Cathal Black, Dublin
I'm tired of hearing pop stars going on about the world¿s problems; they come across to me like a bunch of rich but guilty socialists.
You just need to listen to the genius lyrics of Busted's "Sleeping With The Light On" to realise that even our best musicians are completely up to date with modern politics.
Gavin McMenemy, Edinburgh
Sure you can take a cynical view of the Live 8 concert and argue that it is doing nothing more than helping a bunch of overpaid musicians to sell even more records, but I agree with the comment above that in this day and age of political apathy, having new political role models to aspire to and motivate people into action is no bad thing at all. But why should it be limited to the music industry? The top earners in the sporting world are reaping hundreds of millions of pounds every year for their talents, I've no doubt far more than the highest paid music stars to appear at Live 8. Where is their contribution?

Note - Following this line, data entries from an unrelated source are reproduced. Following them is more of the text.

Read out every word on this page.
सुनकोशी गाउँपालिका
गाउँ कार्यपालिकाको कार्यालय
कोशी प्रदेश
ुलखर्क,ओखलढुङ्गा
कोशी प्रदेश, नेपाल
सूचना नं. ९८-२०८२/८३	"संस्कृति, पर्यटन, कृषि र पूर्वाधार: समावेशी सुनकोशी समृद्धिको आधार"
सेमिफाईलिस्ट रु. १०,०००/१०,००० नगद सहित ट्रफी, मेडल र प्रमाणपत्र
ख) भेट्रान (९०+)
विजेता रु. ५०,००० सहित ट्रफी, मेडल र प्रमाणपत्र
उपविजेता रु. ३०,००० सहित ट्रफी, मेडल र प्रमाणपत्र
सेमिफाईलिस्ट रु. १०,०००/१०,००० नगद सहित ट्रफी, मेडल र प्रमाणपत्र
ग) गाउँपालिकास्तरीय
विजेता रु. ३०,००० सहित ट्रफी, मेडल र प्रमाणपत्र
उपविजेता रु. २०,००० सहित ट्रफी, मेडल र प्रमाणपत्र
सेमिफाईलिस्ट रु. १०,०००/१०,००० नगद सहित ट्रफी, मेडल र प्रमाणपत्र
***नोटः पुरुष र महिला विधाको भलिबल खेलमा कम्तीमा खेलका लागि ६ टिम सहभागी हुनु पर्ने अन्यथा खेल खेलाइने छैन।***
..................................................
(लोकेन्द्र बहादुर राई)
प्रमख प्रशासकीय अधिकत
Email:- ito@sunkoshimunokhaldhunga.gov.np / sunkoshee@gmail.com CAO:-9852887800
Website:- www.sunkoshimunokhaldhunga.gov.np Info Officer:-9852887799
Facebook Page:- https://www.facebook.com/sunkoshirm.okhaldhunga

Kenny, Nottingham, England
I am not sure that I am comfortable with rock stars telling elected officials how to run the world. But, let's face it, if elected officials were doing a proper job, the likes of Bono and Bob Geldof would not need to get involved.
Jayne, Slough, England
I could not agree more. The virtue that Bono and Geldof seem to lack is humility. I find their contributions to the debate on poverty are hectoring, simplistic and hysterical. They seem utterly certain that they have the answers to the world's problems and I would quite like to tell the 2 of them where to stick it!